L’âme de Millau

L’opposition municipale de gauche vient de ressortir à propos de l’aménagement du quai Sully Challiez, le slogan, si souvent utilisé, de l’atteinte portée à l’âme de la ville.

Sans vouloir remonter de plusieurs décennies dans l’histoire locale on peut retrouver cette attitude chaque fois qu’un projet nouveau est venu déranger l’ordonnance habituelle de nos rues et boulevards ou notre façon de vivre en ville.

Depuis la création du Parc de la Victoire ou la captation de l’eau de l’Espèrelle ou la mise en place d’un sens unique de circulation, les critiques et les polémiques furent toujours au rendez-vous des donneurs de leçons.

Qui a oublié l’angoisse de ceux qui ne voulaient pas voir disparaître « Valentine » la pendule qui donnait l’heure sur le Mandarous de trois côtés en même temps, mais pas toujours avec le même tempo. C’était le cœur battant de Millau que l’on arrêtait.

Personnellement, j’ai le souvenir, étant alors l’opposition (de droite) au cours de la première mandature de Gérard Deruy de lui avoir proposé d’arrêter le fonctionnement de la sirène du beffroi ,qui, tous les jours, sonnait lugubrement l’heure du repas de midi, en lui disant que dans une ville qui se voulait touristique ce signal n’était pas du meilleur effet et faisait penser plus à Sarajevo qu’à un lieu pour vacances paisibles.

Voulant être démocrate jusque dans les détails il avait demandé l’avis du conseil municipal et avait été mis en minorité par sa majorité de gauche qui ne voulait pas de ce changement. Si bien que retenant mes arguments, quelque temps plus tard ladite sirène avait été discrètement mise en panne sans que personne n’y trouve à redire ou ne le regrette aujourd’hui. Là aussi, c’était l’âme de Millau et le symbole de son industrie que l’on assassinait !

Ces mêmes gens de gauche ont aussi crié bien fort à l’assassinat lorsque sous la première mandature Godfrain-Gayraud a été lancé le projet de stade d’eau vive à la Maladrerie. Il fallait arrêter le massacre de ce lieu emblématique de la vie millavoise. Pas touche à mon « Saoutadou » !
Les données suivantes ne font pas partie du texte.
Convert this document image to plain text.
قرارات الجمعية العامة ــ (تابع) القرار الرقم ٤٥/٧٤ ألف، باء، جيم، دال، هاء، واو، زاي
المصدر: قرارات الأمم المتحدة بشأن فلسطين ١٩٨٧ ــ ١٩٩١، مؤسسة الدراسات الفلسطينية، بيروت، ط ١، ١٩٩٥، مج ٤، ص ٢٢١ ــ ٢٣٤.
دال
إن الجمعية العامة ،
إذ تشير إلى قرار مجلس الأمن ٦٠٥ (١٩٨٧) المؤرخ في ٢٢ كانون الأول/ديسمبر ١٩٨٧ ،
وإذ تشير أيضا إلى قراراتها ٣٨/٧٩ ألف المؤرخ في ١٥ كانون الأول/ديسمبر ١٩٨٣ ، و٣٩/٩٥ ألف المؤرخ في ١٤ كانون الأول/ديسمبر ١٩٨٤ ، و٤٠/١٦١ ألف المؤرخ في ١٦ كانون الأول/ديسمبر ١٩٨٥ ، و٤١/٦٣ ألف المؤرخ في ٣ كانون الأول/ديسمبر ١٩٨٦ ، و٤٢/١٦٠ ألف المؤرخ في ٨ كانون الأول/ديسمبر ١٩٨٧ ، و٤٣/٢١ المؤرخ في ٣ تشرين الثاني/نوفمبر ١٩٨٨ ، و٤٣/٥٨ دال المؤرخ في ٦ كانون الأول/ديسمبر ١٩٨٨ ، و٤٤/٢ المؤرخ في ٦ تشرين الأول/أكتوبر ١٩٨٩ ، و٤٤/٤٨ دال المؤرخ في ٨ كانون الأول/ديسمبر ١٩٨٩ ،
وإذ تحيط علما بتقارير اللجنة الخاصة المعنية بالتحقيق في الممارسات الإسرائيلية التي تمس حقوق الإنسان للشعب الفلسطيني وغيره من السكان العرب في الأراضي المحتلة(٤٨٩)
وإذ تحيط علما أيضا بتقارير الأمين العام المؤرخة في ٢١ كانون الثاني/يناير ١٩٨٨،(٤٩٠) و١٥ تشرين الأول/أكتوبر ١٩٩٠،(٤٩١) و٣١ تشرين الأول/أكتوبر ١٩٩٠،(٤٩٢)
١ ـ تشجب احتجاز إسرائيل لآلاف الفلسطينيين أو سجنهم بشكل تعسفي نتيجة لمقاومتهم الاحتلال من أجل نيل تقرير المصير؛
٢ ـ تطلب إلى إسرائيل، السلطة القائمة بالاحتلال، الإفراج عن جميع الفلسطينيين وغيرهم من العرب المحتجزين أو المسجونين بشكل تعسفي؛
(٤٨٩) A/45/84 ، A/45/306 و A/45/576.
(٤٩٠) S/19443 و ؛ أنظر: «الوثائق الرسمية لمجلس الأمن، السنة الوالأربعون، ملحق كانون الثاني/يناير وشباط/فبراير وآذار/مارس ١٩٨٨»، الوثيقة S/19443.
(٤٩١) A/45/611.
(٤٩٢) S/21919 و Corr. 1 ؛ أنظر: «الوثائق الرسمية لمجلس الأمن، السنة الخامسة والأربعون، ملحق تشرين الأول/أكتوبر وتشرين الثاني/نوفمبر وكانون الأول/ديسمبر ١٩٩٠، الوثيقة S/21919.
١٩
Articles, protestations et surtout manifestations sur le terrain conduites par M. Durand entrainant l’arrêt du travail des pelleteuses et du chantier. Les défenseurs de « l’âme millavoise » ont voulu, là aussi, s’opposer à l’abattage des arbres, certains s’étant même enchainés symboliquement sur place. Opposition aussi pendant la campagne électorale municipale de la liste de gauche à l’aménagement de la Capelle pour, une fois élue, engager la réalisation du projet.

Comme pour le stade d’eau vive, dans quelques années et certainement après les prochaines élections municipales il ne sera plus question de protester contre l’aménagement du quai Sully Challiez si l’équipement réalisé donne satisfaction à la majorité des Millavois.

Il restera alors à penser, enfin, plan d’eau à la Graufesenque pour que le tourisme local ait la place qui doit être la sienne dans l’économie locale. En attendant, les échéances électorales approchent, il faut exister, même si c’est souvent au prix d’un conservatisme étroit et sans avenir.